To meet customer expectations for speed and convenience, with products and services tailored to their needs, and experiences equivalent to those elsewhere in life and online, insurers need to innovate faster, ‘AI increasingly becoming a must-have component and function. to increase their risk management activities. The increasing use of AI in making decisions that affect our daily lives will also require an explainable level of transparency for employees and customers.

Given the immense volumes and diversity of data sources, the real value of AI and machine learning is best harnessed when making intelligent decisions at scale without human intervention. Yet this capability once achieved gives rise to the perception of a “black box” where most business personnel do not fully understand why or how a certain action was taken by the predictive model. This is because as companies leverage data more and the types of analyzes and models they build become more complex, a model becomes harder to understand. This, in turn, is driving a growing demand for the “explainability” of models and an easier way to access and understand models, including from a regulator’s perspective.
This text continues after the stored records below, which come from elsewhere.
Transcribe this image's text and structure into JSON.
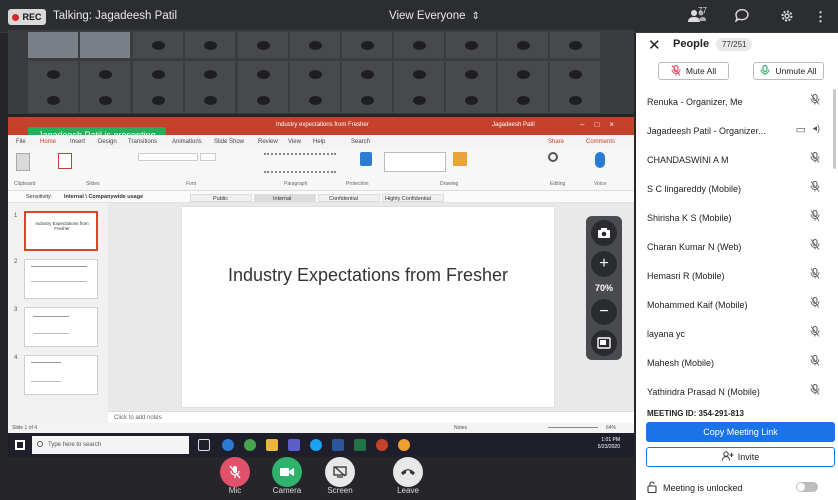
{
  "topbar": {
    "rec_label": "REC",
    "talking": "Talking: Jagadeesh Patil",
    "view_mode": "View Everyone",
    "people_count": "77"
  },
  "presenter_banner": "Jagadeesh Patil is presenting",
  "ppt": {
    "window_title": "Industry expectations from Fresher",
    "user": "Jagadeesh Patil",
    "tabs": [
      "File",
      "Home",
      "Insert",
      "Design",
      "Transitions",
      "Animations",
      "Slide Show",
      "Review",
      "View",
      "Help",
      "Search"
    ],
    "share": "Share",
    "comments": "Comments",
    "groups": [
      "Clipboard",
      "Slides",
      "Font",
      "Paragraph",
      "Protection",
      "Drawing",
      "Editing",
      "Voice"
    ],
    "sensitivity": "Sensitivity:",
    "sensitivity_value": "Internal \\ Companywide usage",
    "sens_levels": [
      "Public",
      "Internal",
      "Confidential",
      "Highly Confidential"
    ],
    "slide_title": "Industry Expectations from Fresher",
    "thumb1_text": "Industry Expectations from Fresher",
    "notes_placeholder": "Click to add notes",
    "status_left": "Slide 1 of 4",
    "notes_btn": "Notes",
    "zoom_status": "64%"
  },
  "taskbar": {
    "search_placeholder": "Type here to search",
    "time": "1:01 PM",
    "date": "5/23/2020"
  },
  "zoom": {
    "level": "70%"
  },
  "controls": {
    "mic": "Mic",
    "camera": "Camera",
    "screen": "Screen",
    "leave": "Leave"
  },
  "panel": {
    "title": "People",
    "count": "77/251",
    "mute_all": "Mute All",
    "unmute_all": "Unmute All",
    "participants": [
      "Renuka - Organizer, Me",
      "Jagadeesh Patil - Organizer...",
      "CHANDASWINI A M",
      "S C lingareddy (Mobile)",
      "Shirisha K S (Mobile)",
      "Charan Kumar N (Web)",
      "Hemasri R (Mobile)",
      "Mohammed Kaif (Mobile)",
      "layana yc",
      "Mahesh (Mobile)",
      "Yathindra Prasad N (Mobile)"
    ],
    "meeting_id": "MEETING ID: 354-291-813",
    "copy_link": "Copy Meeting Link",
    "invite": "Invite",
    "lock_status": "Meeting is unlocked"
  },
  "colors": {
    "accent": "#1a73e8",
    "ppt_red": "#c4412b",
    "presenting_green": "#20b15a",
    "mic_red": "#e0526a",
    "camera_green": "#2fb26b",
    "leave_grey": "#e8e8e8"
  }
}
The question of how to ethically apply machine learning and AI is a priority for insurance leaders.

Transparent AI can help organizations explain the individual decisions of their AI models to employees and customers. With the GDPR decision recently coming into effect, there is also regulatory pressure to give customers insight into how their data is being used. If a bank uses an AI model to assess whether a customer can get a loan and the loan is declined, the customer will want to know why that decision was made. This means the bank must have a deep understanding of how their AI model arrives at a decision and be able to explain it in plain language.

Realizing the potential of AI

Opportunities for more sophisticated pricing and immediate P&L impact have never been better. The pursuit of pricing sophistication can enable transformative shifts toward advanced analytics, automation, new data sources, and the ability to respond quickly to changing market environments.

External data can help insurers better understand the risks they underwrite. With a complete picture of the driver and vehicle, auto insurers can better assess risk and detect fraud. By feeding external data into analytical models, they can more accurately quote and attract desirable risk profiles at the right price. Investing in AI can also enable an insurer to further improve the customer experience throughout the policy lifecycle – from streamlining at quote time to faster claims processing.

The demand for transparent and accountable AI is of course part of a broader debate on business ethics. What are an insurer’s core values, how do they relate to their technology and data capabilities, and what governance frameworks and processes do they have in place to follow them? Ultimately, for AI to have the most impact, it must have the public’s trust.

Transparent AI can help organizations explain the individual decisions of their AI models to employees and customers.